Promise create a Page instance
turn off browser
browser.disconnect ()
browser.pages () > 119 "> 120") Rget) targets
browser.version () return to the browser instance's socket connection URL, which can be reconnected to the chrome instance

through this URL. After

4, Puppeteer real

to understand API, we can come to some actual combat. Before, we first learned about the design principle of Puppeteer, and the difference between Puppeteer and webdriver and the biggest is that it stands at the station. Webdriver and PhantomJS are originally designed for automated testing, so it is designed from the perspective of machine browsing, so they are using different philosophy of design. To lift a chestnut, I need to open the home page of the Jingdong and carry out a product search, see the implementation process using Puppeteer and webdriver, respectively: the implementation process of


  1. opens the Jingdong homepage
  2. to click the cursor to the search box
  3. keyboard click Input text
  4. click the search button

webdriver implementation process:

  1. opens the Jingdong homepage
  2. to find the input element of the input box Puppeteer design philosophy is more natural than any operation habit.

    below we use a simple need to achieve Puppeteer entry learning. This simple demand is that

    grabs 10 mobile phone products in the Jingdong mall and screenshots the details page of the product.
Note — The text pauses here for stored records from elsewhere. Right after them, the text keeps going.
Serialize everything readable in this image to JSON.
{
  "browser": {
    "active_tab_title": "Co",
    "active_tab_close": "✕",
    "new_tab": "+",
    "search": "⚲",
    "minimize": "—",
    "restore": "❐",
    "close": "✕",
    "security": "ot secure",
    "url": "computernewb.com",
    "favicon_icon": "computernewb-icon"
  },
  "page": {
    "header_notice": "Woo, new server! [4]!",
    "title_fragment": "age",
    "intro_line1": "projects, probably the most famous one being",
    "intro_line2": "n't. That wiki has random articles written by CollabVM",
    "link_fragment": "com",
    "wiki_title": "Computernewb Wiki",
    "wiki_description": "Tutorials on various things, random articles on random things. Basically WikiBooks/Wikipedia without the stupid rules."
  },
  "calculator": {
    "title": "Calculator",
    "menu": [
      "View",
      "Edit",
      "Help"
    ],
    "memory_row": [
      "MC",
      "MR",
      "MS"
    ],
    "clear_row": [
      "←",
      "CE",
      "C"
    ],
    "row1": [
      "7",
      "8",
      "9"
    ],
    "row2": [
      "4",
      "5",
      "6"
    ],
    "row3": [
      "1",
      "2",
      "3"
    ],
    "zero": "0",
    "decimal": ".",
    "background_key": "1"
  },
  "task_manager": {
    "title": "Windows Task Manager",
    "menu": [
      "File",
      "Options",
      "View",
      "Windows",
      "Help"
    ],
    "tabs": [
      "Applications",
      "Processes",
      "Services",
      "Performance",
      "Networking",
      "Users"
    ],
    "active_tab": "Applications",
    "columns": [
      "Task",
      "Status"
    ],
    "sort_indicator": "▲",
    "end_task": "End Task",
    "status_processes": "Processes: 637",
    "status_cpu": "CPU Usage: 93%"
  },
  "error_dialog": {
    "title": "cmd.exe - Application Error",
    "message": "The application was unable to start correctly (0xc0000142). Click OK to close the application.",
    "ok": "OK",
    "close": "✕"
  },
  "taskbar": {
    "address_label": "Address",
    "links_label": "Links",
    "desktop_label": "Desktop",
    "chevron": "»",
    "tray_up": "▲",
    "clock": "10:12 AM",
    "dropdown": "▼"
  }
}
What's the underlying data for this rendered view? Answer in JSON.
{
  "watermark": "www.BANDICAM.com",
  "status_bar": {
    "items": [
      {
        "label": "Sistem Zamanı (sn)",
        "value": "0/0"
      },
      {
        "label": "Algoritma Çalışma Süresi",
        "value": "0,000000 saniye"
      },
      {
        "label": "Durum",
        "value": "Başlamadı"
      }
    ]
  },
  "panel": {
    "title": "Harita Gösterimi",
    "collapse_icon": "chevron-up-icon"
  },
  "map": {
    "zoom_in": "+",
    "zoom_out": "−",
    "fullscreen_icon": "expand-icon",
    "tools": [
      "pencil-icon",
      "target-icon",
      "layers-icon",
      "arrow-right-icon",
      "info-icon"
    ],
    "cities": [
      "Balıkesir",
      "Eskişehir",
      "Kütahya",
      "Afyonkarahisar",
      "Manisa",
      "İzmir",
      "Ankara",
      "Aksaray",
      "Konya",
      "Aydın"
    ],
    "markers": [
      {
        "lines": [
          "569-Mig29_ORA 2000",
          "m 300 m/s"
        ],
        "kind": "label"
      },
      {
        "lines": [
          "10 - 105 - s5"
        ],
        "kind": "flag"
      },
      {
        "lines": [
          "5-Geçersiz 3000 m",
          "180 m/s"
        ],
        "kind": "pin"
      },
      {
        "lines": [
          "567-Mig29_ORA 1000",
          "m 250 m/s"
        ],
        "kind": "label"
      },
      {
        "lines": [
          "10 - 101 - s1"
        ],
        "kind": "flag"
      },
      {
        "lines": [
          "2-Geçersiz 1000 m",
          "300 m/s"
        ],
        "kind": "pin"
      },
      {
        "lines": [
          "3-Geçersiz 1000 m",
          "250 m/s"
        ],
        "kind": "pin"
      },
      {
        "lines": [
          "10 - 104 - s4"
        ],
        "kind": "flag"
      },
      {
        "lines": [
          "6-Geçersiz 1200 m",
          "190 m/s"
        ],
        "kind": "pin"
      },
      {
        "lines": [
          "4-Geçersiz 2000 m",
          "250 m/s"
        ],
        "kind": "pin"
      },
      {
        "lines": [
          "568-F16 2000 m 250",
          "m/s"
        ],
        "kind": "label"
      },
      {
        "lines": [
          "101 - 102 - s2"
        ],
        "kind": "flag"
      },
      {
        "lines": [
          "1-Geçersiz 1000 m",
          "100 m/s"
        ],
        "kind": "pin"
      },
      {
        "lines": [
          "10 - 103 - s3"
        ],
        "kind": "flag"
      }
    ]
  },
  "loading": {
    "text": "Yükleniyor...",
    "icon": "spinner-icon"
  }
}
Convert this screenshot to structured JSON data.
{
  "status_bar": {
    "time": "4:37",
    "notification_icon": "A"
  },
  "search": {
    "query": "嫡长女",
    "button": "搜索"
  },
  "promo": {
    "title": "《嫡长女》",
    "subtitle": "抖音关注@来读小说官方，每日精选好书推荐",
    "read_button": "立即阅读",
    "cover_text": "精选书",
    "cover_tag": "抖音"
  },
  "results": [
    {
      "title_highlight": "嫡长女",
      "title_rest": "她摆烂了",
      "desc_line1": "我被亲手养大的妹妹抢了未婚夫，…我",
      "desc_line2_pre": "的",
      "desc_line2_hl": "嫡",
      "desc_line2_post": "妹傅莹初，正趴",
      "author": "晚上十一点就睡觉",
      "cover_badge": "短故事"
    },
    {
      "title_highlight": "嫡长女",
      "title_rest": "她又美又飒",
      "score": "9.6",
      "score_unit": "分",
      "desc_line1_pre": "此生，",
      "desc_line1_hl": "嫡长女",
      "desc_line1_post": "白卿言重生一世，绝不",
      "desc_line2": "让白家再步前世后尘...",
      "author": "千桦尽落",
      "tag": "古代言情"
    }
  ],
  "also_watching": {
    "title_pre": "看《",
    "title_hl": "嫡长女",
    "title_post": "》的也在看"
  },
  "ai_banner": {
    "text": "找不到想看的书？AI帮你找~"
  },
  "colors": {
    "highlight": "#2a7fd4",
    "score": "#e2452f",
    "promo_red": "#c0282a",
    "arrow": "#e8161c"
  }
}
    first let us comb the operation process

    1. open the Jingdong home page
    2. input the "mobile" keyword and search
    3. to get the first 10 items of the A tag, and get the href attribute value, access to commodity details link
    4. to open the details of the details of the 10 items, separate the page picture < / To achieve the above functions, li>

    needs to search for elements, get attributes, keyboard events, etc. next, let's explain them one by one. The

    4.1 gets the element

    Page object to provide 2 API to get the page element

    (1). Page.$(selector) gets a single element, the bottom is the call of document.querySelector (), so the selector format of the selector follows the

    This concludes the body part

    This paper fixed link:http://www.script-home.com/detailed-explanation-of-the-puppeteer-introductory-tutorial.html | Script Home | +Copy Link

    Article reprint please specify:Detailed explanation of the Puppeteer introductory tutorial | Script Home

    You may also be interested in these articles!